Entre os epilépticos, a morte súbita e inesperada é a causa mais comum de morte relacionada à doença. Pessoas que sofrem de epilepsia têm 1, 6 a 3 vezes mais chances de morrer do que pessoas normais, de acordo com um relatório da Epilepsy Foundation. Para as crianças com epilepsia, o risco de mortalidade é maior em comparação com as crianças sem ela também. Pessoas com epilepsia criptogênica provavelmente morrerão 2 anos mais cedo do que o esperado em média. Aqueles cujas causas de ataques epilépticos são conhecidas podem morrer 10 anos mais cedo do que o que seria previsto das normas em que vivem. Lesões, como as de quedas, associadas a ataques epilépticos podem causar ou resultar em condições que levam à morte.

Prevalência

Em todo o mundo, a epilepsia afeta mais de 65 milhões de pessoas, segundo a Fundação Epilepsia. É responsável por 0, 75% da carga global de doenças, em termos de anos de vida perdidos.
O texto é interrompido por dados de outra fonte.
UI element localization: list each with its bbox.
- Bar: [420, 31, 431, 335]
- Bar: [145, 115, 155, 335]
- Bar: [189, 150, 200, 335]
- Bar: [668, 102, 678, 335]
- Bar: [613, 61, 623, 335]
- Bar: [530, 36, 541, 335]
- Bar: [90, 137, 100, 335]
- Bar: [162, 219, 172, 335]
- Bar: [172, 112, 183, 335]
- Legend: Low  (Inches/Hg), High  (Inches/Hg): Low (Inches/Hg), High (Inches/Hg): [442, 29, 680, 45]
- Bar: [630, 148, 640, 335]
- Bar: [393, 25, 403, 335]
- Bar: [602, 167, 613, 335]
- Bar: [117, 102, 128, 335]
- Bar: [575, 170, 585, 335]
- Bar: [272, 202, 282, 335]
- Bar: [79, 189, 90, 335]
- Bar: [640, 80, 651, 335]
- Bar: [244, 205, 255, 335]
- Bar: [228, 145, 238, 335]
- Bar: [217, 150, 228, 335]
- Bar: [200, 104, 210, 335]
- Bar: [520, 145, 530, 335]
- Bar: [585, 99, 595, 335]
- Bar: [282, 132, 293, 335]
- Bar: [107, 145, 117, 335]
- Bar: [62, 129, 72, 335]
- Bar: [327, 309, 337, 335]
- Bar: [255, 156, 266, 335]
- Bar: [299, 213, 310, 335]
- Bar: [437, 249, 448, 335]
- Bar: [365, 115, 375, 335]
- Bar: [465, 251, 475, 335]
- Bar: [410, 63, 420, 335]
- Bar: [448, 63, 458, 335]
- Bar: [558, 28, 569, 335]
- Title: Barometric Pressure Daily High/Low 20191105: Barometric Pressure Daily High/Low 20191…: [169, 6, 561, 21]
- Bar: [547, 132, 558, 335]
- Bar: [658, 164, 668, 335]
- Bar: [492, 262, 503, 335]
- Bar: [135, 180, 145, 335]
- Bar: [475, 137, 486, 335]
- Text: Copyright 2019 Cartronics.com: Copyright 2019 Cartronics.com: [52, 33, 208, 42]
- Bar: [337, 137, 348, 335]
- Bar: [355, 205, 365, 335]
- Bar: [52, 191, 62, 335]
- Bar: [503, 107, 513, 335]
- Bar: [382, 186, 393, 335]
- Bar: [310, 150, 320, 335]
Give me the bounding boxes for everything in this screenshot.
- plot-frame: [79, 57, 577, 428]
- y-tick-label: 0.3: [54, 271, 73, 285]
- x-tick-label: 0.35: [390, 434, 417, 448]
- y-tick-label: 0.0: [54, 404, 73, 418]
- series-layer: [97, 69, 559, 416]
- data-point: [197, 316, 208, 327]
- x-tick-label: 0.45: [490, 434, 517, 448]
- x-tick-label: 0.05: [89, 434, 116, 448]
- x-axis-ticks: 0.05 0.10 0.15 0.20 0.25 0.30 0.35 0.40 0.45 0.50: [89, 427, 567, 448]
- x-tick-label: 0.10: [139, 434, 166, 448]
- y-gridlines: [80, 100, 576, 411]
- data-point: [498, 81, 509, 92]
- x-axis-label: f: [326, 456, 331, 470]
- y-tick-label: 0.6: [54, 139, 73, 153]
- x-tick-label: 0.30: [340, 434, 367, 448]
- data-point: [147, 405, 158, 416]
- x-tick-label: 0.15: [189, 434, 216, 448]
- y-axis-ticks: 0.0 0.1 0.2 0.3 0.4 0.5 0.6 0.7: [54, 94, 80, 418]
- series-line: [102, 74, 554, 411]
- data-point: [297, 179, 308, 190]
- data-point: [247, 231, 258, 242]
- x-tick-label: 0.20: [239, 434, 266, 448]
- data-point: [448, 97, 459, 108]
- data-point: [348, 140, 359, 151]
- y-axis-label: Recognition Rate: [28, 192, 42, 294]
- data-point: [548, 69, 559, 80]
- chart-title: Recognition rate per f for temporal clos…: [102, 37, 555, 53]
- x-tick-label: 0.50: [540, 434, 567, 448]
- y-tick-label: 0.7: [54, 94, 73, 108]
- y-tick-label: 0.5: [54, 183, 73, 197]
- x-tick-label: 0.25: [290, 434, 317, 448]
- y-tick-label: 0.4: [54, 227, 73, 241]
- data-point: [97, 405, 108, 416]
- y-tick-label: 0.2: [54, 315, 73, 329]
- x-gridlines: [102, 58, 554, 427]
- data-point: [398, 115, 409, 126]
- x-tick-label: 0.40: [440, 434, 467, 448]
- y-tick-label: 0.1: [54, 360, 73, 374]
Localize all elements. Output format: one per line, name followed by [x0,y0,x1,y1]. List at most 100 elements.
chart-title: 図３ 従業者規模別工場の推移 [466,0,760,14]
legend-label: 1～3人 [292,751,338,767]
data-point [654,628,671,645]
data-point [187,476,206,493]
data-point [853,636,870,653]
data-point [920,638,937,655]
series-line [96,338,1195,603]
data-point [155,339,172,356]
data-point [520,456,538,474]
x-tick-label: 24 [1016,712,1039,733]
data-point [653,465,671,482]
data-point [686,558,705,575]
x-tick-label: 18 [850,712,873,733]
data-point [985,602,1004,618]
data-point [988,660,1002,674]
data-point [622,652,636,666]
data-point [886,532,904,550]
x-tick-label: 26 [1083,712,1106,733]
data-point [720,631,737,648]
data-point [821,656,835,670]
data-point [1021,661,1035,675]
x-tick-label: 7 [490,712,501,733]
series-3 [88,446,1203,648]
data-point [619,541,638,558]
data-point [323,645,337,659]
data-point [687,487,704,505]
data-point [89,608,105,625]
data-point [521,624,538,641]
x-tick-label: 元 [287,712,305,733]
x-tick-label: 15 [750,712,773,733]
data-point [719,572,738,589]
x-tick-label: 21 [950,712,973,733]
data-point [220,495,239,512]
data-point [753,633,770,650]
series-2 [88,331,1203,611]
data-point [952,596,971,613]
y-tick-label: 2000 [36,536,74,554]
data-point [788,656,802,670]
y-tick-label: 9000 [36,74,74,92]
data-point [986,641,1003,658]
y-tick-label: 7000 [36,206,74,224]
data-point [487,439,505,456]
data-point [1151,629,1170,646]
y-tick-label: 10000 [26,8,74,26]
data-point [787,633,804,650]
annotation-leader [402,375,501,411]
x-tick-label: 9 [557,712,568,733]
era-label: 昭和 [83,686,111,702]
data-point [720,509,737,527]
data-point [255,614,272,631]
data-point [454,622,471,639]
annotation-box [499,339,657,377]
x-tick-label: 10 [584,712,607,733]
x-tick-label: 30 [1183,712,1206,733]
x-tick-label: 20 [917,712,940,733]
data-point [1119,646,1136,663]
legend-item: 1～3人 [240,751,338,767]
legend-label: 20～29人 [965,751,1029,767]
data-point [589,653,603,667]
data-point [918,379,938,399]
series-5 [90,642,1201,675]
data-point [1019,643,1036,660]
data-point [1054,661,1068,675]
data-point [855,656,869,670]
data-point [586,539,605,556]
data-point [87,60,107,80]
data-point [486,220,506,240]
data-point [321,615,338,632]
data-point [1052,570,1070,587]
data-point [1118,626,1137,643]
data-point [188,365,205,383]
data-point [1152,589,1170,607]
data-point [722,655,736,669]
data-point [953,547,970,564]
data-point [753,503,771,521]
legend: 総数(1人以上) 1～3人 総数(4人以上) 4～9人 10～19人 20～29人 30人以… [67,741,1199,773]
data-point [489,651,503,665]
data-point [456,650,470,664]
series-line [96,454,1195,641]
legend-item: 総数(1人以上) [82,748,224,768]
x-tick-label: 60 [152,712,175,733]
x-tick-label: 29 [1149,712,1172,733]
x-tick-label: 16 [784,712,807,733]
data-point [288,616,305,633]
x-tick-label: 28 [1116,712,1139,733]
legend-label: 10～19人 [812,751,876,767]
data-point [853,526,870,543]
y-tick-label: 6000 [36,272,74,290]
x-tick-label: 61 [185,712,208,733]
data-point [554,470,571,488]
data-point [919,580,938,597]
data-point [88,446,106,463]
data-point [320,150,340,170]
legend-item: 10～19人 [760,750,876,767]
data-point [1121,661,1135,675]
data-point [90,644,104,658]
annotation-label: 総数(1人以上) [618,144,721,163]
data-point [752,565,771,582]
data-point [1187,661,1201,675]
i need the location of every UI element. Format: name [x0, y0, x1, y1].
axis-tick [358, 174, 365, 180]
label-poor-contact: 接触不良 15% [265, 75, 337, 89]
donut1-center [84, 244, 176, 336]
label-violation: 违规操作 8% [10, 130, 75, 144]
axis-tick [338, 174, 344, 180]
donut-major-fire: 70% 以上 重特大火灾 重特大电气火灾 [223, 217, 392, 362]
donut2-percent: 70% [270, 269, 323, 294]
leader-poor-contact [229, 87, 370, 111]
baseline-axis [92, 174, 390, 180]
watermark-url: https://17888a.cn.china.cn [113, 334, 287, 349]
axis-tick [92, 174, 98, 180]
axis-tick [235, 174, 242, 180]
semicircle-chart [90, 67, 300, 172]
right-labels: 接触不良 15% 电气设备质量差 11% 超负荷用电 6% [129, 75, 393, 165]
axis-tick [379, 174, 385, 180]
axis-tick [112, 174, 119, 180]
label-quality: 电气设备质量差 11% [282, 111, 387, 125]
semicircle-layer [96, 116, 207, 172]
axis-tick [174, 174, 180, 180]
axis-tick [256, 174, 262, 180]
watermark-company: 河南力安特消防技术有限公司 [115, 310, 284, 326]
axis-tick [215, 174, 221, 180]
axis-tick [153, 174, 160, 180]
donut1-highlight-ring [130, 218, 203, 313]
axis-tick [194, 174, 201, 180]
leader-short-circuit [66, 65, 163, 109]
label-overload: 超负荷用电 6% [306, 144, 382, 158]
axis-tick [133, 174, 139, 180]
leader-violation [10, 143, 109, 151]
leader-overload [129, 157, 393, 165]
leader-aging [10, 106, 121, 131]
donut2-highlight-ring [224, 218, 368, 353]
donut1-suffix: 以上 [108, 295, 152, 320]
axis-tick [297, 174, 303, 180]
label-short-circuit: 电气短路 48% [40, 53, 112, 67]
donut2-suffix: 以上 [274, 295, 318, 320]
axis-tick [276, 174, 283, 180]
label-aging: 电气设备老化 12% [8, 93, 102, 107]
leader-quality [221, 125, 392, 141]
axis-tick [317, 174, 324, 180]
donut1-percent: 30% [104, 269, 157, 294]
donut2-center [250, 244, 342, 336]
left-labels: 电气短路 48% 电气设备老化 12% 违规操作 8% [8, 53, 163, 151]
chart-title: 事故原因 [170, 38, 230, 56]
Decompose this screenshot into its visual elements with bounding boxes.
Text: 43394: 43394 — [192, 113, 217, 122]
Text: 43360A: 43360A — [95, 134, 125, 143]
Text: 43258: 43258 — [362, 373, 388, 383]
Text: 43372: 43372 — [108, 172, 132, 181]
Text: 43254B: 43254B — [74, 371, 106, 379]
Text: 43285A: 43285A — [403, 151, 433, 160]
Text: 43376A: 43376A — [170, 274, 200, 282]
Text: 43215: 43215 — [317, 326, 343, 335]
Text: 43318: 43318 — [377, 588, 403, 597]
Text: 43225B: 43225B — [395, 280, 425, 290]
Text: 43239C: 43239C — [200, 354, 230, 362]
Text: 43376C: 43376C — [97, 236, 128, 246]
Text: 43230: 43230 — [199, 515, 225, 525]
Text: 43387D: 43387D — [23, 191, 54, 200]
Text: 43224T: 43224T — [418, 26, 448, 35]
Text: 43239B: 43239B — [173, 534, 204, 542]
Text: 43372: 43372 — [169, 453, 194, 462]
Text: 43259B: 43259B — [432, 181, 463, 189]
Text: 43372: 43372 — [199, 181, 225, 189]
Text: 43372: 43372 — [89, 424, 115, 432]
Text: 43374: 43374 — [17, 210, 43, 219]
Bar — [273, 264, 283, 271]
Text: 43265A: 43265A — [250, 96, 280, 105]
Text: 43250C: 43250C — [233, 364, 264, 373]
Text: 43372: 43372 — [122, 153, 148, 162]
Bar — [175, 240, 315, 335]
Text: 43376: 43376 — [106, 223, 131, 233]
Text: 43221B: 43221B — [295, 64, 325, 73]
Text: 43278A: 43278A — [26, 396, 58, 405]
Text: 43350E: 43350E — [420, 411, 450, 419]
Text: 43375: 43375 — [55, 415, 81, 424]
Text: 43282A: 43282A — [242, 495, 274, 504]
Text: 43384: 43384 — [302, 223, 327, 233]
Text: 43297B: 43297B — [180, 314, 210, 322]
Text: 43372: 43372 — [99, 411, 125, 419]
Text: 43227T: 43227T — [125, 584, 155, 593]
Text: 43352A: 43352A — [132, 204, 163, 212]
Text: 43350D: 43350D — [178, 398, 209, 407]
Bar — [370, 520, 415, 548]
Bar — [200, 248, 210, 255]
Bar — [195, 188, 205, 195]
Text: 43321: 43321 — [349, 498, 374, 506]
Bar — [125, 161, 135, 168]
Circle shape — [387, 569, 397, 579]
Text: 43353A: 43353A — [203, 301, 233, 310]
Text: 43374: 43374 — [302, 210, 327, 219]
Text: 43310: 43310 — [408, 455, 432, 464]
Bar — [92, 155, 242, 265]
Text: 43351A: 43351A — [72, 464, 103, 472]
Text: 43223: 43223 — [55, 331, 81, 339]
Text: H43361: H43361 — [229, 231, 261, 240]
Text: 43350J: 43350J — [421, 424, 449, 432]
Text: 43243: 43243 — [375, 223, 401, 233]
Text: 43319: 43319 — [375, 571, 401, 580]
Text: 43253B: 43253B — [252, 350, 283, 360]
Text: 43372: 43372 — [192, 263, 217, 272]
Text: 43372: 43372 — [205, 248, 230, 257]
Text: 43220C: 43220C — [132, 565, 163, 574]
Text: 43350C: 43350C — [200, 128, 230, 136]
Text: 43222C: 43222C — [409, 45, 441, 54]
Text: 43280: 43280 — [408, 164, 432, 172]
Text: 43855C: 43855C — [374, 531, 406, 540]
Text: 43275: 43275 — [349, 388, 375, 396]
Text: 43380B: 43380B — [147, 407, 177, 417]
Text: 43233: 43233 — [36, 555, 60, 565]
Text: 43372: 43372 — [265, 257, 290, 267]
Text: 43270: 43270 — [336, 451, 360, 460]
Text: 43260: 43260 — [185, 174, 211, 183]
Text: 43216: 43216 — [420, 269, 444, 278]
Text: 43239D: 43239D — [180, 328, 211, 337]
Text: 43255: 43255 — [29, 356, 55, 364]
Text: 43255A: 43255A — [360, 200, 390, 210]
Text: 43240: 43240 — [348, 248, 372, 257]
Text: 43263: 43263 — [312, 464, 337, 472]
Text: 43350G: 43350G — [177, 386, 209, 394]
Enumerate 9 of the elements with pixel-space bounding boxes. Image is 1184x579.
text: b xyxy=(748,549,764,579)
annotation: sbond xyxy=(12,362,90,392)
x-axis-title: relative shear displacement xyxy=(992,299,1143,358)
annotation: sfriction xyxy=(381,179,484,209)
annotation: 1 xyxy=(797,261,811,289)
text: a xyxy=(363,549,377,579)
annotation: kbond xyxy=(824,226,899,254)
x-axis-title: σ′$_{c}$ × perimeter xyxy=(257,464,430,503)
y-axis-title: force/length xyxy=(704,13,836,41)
A epilepsia é a quarta condição neurológica mais comum e mais frequente entre homens do que entre mulheres. Uma em cada cem pessoas nos EUA foi diagnosticada com algum tipo de epilepsia ou, de outra forma, experimentou uma convulsão não provocada. O transtorno afeta pessoas de todas as idades, mas é mais comum nos dois extremos do espectro etário global, afetando desproporcionalmente crianças pequenas e idosos. Anualmente, 48 em cada 100.000 pessoas desenvolvem epilepsia. Segundo a Organização Mundial da Saúde (OMS), quase 80% dos epilépticos vivem em países de baixa e média renda.

Tratamento

As convulsões epilépticas podem ser controladas com medicamentos antiepilépticos (DAEs), embora no momento não possam ser curadas. Essas drogas, de acordo com a Sociedade de Epilepsia do Reino Unido, controlaram as convulsões para até 70% das pessoas que as usam. Os DEAs funcionam reduzindo a atividade elétrica excessiva dentro do cérebro, que é a causa das convulsões. Para crianças que não respondem aos DAEs, os médicos especialistas recomendam uma dieta cetogênica. Essas dietas são ricas em gordura, pobres em carboidratos e fornecem níveis controlados de proteína, e são planejadas de acordo com o plano de um nutricionista qualificado. Estimulação do nervo vago é outro tratamento para a epilepsia, em que simulações elétricas leves são enviadas para o nervo vago, nos esforços para reduzir a freqüência, a duração e os resultados negativos das convulsões. Cirurgia cerebral e simulação cerebral profunda são outras formas de tratamento atualmente disponíveis.